Long story short, I think Swedbank may be onto something here. Ericsson looks very buyable indeed.
Viva Telecom Italia!
Rounding out today's list of "unprofitable" stock recommendations, we come, at last, to Telecom Italia. During the past 12 months, TI has reported more than $6 billion in losses. It's going on its third straight money-losing year. Yet, for some strange reason, international megabanker HSBC just recommended that investors buy it. Why?
Well, the truth is that things aren't quite as bad as they look at Telecom Italia. "Unprofitable" it might be, but TI still generated cash profits of more than $3 billion over the past year. Considering the stock's $18.8 billion market cap, that makes for a P/FCF ratio of just 6.3. So why don't I like it?
One word: debt.
Unlike Renren, and unlike Ericsson, Telecom Italia is a company mired in debt. Its balance sheet is burdened with more than $49 billion in obligations, against less than $9 billion in cash.

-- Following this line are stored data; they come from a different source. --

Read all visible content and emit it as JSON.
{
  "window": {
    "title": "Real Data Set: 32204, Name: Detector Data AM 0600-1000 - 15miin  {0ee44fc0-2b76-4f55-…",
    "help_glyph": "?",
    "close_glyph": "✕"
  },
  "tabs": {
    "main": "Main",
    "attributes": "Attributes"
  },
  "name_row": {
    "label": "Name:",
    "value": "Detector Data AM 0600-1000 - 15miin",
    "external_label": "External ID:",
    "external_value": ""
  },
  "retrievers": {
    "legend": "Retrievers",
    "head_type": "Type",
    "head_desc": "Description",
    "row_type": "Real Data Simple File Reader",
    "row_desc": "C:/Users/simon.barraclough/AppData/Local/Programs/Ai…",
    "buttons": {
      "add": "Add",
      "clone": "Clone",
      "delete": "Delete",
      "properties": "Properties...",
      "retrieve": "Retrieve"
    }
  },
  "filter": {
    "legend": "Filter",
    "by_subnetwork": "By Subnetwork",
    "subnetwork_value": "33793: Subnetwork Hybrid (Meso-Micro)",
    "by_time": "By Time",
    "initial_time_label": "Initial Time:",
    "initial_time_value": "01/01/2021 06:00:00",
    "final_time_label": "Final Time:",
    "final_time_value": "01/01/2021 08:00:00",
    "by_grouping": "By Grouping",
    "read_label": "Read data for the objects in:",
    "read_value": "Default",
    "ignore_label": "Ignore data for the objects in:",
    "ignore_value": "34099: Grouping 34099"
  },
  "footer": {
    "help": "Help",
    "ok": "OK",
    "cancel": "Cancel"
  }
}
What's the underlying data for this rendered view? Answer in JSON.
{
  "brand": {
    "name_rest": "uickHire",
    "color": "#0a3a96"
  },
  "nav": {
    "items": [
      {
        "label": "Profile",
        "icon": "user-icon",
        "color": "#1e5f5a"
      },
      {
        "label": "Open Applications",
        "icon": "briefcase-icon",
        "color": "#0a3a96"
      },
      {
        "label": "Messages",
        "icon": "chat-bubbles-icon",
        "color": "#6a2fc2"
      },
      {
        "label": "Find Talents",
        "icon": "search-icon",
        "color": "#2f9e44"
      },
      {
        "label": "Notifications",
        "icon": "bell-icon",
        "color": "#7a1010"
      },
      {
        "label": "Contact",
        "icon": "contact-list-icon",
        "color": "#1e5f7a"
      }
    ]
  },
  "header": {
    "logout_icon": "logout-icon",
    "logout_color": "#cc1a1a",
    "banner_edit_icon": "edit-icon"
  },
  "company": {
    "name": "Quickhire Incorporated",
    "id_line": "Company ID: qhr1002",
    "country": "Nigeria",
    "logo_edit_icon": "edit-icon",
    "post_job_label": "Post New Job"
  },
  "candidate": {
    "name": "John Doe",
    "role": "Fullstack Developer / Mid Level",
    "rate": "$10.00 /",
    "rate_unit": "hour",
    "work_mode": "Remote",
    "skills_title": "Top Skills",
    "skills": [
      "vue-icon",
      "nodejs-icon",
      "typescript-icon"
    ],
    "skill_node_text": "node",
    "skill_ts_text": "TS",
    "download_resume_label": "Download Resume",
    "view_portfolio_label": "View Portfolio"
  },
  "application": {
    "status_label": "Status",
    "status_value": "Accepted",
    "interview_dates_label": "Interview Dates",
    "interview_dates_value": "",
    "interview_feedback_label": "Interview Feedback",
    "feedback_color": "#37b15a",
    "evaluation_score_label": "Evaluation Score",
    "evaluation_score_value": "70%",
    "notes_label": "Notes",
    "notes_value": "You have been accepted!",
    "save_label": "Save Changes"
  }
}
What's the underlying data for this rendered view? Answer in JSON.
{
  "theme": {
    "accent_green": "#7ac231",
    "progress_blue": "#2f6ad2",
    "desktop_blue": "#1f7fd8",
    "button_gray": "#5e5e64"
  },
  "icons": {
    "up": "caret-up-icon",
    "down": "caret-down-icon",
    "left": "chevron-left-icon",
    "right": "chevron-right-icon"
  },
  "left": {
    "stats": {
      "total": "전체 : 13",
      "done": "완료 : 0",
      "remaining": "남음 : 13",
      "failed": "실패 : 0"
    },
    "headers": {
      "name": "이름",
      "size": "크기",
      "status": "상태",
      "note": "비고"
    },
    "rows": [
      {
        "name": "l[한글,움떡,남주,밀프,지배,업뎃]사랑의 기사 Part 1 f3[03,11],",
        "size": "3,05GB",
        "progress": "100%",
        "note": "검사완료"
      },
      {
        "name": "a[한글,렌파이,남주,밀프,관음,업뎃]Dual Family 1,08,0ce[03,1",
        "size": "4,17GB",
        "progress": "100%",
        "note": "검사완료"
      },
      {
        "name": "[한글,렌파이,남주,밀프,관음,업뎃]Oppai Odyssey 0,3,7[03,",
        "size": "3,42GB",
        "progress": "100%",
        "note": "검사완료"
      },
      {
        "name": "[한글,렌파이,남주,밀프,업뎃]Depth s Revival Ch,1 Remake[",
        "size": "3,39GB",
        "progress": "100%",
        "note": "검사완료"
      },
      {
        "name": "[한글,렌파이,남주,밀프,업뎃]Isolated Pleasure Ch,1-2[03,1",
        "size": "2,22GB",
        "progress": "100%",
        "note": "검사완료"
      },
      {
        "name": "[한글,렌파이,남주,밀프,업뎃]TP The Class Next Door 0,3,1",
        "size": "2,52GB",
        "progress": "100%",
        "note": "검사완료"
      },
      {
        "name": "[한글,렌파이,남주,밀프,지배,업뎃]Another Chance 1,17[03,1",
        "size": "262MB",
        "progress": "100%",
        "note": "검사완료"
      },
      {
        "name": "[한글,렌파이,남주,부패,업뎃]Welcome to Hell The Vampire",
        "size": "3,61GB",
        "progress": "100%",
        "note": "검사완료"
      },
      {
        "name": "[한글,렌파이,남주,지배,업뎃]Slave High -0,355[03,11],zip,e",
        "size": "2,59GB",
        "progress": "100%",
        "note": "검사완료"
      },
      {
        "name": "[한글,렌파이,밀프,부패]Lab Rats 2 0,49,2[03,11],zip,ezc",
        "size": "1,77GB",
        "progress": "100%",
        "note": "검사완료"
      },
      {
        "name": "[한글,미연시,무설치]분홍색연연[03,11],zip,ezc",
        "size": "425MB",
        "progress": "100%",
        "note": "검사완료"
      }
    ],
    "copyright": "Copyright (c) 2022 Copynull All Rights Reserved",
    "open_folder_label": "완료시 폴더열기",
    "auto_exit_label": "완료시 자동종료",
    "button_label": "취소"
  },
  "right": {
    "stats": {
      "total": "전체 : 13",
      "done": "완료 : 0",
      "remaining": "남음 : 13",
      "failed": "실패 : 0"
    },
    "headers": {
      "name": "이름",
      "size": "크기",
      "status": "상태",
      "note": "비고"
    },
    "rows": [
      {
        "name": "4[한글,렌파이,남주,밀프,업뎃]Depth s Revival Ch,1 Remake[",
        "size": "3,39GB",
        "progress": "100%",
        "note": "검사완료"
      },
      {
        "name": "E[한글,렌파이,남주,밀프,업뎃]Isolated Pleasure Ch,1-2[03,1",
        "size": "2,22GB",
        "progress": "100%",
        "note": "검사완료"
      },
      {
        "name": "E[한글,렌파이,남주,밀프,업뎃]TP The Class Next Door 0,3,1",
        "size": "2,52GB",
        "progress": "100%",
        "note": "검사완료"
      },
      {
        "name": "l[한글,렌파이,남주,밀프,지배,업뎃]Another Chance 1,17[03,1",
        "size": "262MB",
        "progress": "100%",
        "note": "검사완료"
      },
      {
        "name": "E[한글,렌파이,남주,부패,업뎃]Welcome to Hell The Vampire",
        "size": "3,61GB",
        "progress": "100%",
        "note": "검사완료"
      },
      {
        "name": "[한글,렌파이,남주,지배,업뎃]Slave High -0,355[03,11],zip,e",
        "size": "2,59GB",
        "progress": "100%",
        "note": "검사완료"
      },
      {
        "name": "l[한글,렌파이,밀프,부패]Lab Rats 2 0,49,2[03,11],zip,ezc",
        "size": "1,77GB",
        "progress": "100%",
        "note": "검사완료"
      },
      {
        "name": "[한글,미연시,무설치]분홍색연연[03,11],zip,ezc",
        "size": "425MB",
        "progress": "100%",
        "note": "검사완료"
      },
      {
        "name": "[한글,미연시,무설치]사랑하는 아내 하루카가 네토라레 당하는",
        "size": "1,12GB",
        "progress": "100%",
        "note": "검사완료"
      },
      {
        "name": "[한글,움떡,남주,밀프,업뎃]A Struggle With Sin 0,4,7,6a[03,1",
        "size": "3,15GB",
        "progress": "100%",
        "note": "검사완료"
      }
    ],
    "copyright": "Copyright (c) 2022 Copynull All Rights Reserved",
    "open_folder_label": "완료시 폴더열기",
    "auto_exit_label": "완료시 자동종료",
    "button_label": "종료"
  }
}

That's enough debt to more than triple the stock's P/FCF, and turn it into an enterprise value -to-free-cash-flow ratio of 19.3 -- which seems like an awful lot to pay for a company that saw its revenue shrink by nearly 9% last quarter, even as profits plunged further into the red.
With more debt than Ericsson, a smaller dividend, and less certain growth prospects (Ericsson's revenues also declined last quarter, but by less than TI's did... and Ericsson grew its earnings), I simply like Swedbank's recommendation a whole lot more than I like HSBC's. Out of the three recommendations we've gotten from Wall Street today, I like Ericsson the best.